So God made a farmer

Harvey’s address was about sacrifice, hard work and compassion it takes to be part of agriculture.

For many rural people the name Paul Harvey brings back memories of a storyteller like no other. His famous tagline of “and now the rest of the story” is still recognizable to millions of people throughout North America. Mr. Harvey, who captivated millions of listeners for nearly six decades with his homespun radio news reports and conservative commentaries, passed away in 2009 at the age of 90 but his words will live on forever. It’s clear that the inspiration for Paul Harvey’s timeless commentary came from being raised in Tulsa, Oklahoma in the heart of the American agriculture.

In what is considered his most inspirational address, he reminded us of the enormous commitment farmers make to our society. In 1978, Paul Harvey recorded his “So God made a farmer” address, which was about the sacrifice, hard work and compassion it takes to be part of agriculture. He opens the commentary by saying “And on the 8th day, God looked down on his planned paradise and said, “I need a caretaker. So God made a farmer.”

As you drive through rural Alberta at this time of year you can’t help but notice how the fields that line the highways come to life with the activity of the caretakers who grow the food we eat. This activity is not only important to our food supply, it is also very important to the economic and social well-being of Alberta.

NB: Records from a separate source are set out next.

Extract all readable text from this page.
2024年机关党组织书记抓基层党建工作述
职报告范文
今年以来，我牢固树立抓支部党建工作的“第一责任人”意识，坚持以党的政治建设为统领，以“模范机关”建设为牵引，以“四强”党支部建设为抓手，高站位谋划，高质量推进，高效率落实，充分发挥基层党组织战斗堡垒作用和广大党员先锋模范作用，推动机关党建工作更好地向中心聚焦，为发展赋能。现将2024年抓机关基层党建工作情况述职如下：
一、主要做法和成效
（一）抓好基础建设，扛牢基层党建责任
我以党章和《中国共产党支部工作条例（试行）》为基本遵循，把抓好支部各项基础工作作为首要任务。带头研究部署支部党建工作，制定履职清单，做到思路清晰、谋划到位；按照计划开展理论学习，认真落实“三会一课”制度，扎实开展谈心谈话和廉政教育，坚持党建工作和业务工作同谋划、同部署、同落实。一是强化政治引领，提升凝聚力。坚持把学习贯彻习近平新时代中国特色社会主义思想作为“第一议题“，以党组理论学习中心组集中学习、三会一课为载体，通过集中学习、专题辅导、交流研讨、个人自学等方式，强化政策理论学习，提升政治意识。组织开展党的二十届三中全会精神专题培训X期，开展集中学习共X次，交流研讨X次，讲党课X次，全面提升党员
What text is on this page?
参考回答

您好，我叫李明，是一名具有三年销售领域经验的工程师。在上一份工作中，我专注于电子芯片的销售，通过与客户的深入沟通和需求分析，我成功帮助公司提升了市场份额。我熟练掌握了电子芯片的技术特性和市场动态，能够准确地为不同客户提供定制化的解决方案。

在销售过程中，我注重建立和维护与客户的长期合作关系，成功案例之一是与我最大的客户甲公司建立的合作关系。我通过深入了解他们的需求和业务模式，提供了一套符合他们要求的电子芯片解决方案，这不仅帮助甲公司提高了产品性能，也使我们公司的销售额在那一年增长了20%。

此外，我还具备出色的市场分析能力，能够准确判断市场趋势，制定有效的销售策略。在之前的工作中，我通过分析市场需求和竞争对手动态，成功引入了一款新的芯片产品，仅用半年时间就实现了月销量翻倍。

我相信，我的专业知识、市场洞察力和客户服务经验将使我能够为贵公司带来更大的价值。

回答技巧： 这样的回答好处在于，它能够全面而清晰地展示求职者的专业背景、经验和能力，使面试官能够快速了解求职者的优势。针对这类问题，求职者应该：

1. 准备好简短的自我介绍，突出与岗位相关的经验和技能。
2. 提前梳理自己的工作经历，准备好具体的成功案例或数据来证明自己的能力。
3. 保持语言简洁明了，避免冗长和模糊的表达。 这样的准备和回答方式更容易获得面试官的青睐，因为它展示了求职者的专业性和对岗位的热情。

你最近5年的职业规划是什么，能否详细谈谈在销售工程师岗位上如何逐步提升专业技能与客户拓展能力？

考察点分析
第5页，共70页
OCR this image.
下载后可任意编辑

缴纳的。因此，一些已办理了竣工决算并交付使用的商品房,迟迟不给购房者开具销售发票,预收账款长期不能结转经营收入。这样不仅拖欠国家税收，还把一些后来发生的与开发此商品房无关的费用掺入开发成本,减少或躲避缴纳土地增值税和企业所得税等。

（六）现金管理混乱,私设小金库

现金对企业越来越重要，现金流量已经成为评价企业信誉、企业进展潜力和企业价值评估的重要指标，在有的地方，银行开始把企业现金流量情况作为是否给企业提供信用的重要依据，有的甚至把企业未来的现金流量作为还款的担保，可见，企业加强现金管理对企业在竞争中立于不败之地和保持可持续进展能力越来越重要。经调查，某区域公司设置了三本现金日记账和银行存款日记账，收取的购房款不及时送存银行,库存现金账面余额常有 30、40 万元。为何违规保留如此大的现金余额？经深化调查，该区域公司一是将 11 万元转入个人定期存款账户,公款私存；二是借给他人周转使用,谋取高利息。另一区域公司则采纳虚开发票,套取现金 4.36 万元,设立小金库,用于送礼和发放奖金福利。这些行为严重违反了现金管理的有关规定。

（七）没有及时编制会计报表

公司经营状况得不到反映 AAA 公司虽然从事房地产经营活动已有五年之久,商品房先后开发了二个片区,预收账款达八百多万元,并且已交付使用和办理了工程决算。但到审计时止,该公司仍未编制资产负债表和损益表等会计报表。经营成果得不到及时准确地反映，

As Alberta’s largest and most dynamic renewable resource, agriculture has become even more important as demand for our food products increases. Alberta farmers have the expertise to supply a range of safe, high-quality food products into domestic and world markets at competitive prices. Those markets are expanding as the world population increases and as more countries develop the ability to improve their standard of living, which includes safe and reliable food products.

In order to have a competitive agricultural sector it must be built around the actions of individual producers left free to decide what they produce and where and when they want to sell it, free of arbitrary social licensing. Government’s role should be to provide a positive business environment, to remove artificial barriers, and to administer proper regulations in a fair and equitable manner.

The role agriculture plays, even in a modern society, is as much about culture as it is about producing the food on our tables. It’s about the rural values that have been carried on for generations throughout farming communities around the world. But mostly, it’s about an honourable and necessary profession that people commit their lives to; that’s what Paul Harvey saw in the many farmers that were such an essential part of the community he grew up in.

As Alberta farmers tend to the laundry list of duties and responsibilities that we rely on for our health and well being in Alberta, we need to be grateful that God made a farmer. And that’s the rest of the story!